ベティは悩ましいと言った風に首をかしげた。
「実は私、おばあさまからいただいた珊瑚のブローチを無くしてしまったようなのです」
ベティの言葉に、ロージーが目をそらした。
「ロージーも知りませんか?」
「私は知りません」
ロージーは床を見ながら、ベティに返事をした。
「大切なものなのに申し訳ありません。お父様、お母様」
「もう一度調べてみなさい。どこかにつけていって落としたと言うことは無いのかい?」
父親が優しくベティに尋ねた。ベティは素直に頷いた。
「外には持ち出しておりませんわ。いつも棚に飾っていましたから。部屋の中にあるはずなのですけれど……」
朝食を終えるとベティは部屋に戻った。そして、珊瑚のブローチが無いか棚の隙間や床の上を隅々まで探した。

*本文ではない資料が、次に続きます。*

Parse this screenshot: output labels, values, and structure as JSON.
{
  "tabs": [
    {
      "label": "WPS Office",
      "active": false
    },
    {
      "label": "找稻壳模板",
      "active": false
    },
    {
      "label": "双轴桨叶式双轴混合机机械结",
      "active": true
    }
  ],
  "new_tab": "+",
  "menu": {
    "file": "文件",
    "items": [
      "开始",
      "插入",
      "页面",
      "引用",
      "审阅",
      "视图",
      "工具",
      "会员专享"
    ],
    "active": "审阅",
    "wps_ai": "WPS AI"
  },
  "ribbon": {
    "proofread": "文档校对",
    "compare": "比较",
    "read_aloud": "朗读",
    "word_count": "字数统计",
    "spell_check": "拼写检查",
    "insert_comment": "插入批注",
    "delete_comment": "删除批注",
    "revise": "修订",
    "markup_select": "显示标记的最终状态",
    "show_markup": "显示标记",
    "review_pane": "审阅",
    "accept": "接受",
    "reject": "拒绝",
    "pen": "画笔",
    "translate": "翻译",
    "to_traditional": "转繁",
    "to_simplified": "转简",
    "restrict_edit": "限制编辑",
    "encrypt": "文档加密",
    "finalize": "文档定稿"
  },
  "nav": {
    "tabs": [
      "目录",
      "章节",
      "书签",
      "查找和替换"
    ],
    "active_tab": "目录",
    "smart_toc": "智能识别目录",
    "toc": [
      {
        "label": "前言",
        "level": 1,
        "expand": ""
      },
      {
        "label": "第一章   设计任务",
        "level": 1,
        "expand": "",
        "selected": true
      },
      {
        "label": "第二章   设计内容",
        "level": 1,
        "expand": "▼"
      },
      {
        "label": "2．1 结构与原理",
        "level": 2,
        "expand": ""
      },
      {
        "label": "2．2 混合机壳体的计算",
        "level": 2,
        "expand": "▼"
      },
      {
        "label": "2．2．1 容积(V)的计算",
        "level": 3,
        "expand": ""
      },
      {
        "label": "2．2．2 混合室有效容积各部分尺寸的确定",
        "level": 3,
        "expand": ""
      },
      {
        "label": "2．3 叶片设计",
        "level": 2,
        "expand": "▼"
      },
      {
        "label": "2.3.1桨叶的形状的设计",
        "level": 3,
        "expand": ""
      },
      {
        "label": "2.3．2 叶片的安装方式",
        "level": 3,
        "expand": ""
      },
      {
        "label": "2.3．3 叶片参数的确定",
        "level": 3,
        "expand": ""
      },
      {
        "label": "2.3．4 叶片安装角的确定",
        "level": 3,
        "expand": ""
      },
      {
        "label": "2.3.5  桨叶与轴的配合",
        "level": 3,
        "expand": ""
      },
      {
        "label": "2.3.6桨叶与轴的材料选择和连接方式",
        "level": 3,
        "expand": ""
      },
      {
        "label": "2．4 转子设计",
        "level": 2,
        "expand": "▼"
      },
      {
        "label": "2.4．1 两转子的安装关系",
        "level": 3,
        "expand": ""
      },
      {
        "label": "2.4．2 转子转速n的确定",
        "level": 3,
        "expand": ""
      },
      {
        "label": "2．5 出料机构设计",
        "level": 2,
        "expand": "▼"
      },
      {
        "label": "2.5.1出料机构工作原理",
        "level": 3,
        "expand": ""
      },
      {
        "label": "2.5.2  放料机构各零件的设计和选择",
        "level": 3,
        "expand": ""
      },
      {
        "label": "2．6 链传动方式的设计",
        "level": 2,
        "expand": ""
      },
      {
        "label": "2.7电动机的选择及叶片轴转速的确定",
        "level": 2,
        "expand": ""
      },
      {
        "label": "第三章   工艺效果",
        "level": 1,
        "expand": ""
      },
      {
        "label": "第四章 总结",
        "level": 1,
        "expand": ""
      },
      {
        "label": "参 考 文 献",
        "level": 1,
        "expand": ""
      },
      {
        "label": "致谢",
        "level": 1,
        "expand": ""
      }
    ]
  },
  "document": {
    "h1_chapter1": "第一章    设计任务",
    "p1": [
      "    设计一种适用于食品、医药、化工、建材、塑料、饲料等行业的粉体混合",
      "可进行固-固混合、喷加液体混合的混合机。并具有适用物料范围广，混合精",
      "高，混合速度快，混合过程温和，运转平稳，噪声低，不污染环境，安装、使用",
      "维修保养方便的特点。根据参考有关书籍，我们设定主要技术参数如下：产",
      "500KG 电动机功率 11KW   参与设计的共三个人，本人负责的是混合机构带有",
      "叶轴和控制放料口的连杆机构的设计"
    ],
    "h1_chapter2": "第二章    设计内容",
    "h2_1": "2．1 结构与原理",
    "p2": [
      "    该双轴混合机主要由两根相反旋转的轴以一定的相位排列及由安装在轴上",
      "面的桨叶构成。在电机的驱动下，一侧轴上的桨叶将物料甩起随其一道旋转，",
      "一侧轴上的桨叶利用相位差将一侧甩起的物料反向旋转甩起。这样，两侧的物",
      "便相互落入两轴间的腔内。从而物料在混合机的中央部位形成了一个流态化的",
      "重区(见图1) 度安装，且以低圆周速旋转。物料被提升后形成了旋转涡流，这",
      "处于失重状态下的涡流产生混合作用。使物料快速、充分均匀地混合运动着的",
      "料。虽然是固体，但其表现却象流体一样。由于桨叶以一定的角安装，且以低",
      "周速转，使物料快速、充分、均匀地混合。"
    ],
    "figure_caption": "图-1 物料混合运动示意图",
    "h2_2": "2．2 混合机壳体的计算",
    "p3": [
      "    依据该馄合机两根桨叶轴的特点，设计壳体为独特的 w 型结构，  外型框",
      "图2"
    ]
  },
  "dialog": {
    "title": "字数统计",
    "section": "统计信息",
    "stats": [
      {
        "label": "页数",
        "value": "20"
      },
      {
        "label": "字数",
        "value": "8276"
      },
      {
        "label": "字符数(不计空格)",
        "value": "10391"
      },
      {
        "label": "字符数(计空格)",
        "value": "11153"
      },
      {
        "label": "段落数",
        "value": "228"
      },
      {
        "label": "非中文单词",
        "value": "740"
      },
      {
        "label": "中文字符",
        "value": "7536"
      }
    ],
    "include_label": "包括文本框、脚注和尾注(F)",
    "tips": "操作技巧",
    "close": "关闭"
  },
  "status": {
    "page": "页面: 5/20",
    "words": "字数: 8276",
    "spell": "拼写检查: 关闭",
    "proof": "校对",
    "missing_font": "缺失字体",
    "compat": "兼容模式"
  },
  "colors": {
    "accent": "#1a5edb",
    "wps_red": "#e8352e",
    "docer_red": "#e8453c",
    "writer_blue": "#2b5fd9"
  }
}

「まさか、泥棒が入ったのかしら? でも、お父様もお母様も何か無くなったと言う話はしていらっしゃらなかったし……」
ベティは部屋を元に戻すと、空になったブローチ入れを見つめてため息をついた。
そのとき、玄関の方から声がした。
「こんにちは、宝石商のスミス・パークです」
父親と母親が受け答えする声が聞こえてくる。
「あら。どうしたんですか? 今日は来て頂く予定は無かったはずですが」
父親が不思議そうに訊ねている。
「実はこの珊瑚のブローチを、茶色の髪をしたまだ小さなお嬢さんが店に売りに来たんです。ですが、代々フローレス家に伝わっているブローチだったと記憶しておりましたので、こうして確認に参りました」
「あら。それはありがとうございます。ベティ、いらっしゃい」
母親に呼ばれて、ベティは宝石商の元にやって来た。
ベティは差し出されたブローチを受け取りよく見てから声を上げた。
「まあ、このブローチはおばあさまからいただいたブローチ! 何故これがお店に?」
「あ、あの子が持ってきたんです!!」
宝石商は、廊下の隅から様子を伺っているロージーを指さした。
「もうバレましたか」
ロージーは舌打ちをして、屋敷から逃げだそうとした。
「お待ちなさい、ロージー! スミス様、そのブローチは私がロージーにあげたのですわ」
ベティはそう言ってにっこりと微笑んだ。
「ね、ロージー? 売ってはいけないと言い忘れてしまいましたわね、私」
ベティはロージーを見つめた。
「なんでそんな嘘をつくの? 私が盗んだって分かってるでしょ!?」
ベティは悲しい顔をしてベティの目をじっと見た。
「何か理由があったのでしょう? 話して下さい、ロージー」
「盗人は手を切れば良いでしょう! お嬢様、下手な嘘でかばうことはありませんよ。つけあがるだけです」
宝石商はそう言って、逃げだそうとしたロージーの手をひねり上げた。
「痛い!」
「あまり手荒なことはしないで下さいませ。それで、このブローチの代金はおいくらになりますか?」
「はあ、1000ゴールドで買いましたけど」
宝石商の答えを聞いて、ベティの父親がロージーに尋ねた。
「ロージー、そのお金はどこにありますか?」
「……修道院に匿名で寄付した」
「そうでしたかロージー。それでは、スミス様、ブローチは当家で買い取らせて頂きます」
「なんだか、申し訳ありません」
宝石商はそう言って、ベティの父親から金貨を受け取り、代わりにブローチを渡した。
「ロージー、二度とこんなことはしてはいけませんよ。でなければ、また修道院に戻って貰います」
ベティの父親は威厳のある声で、ロージーに言い聞かせた。
「……」
ロージーは返事もせず、部屋に帰っていった。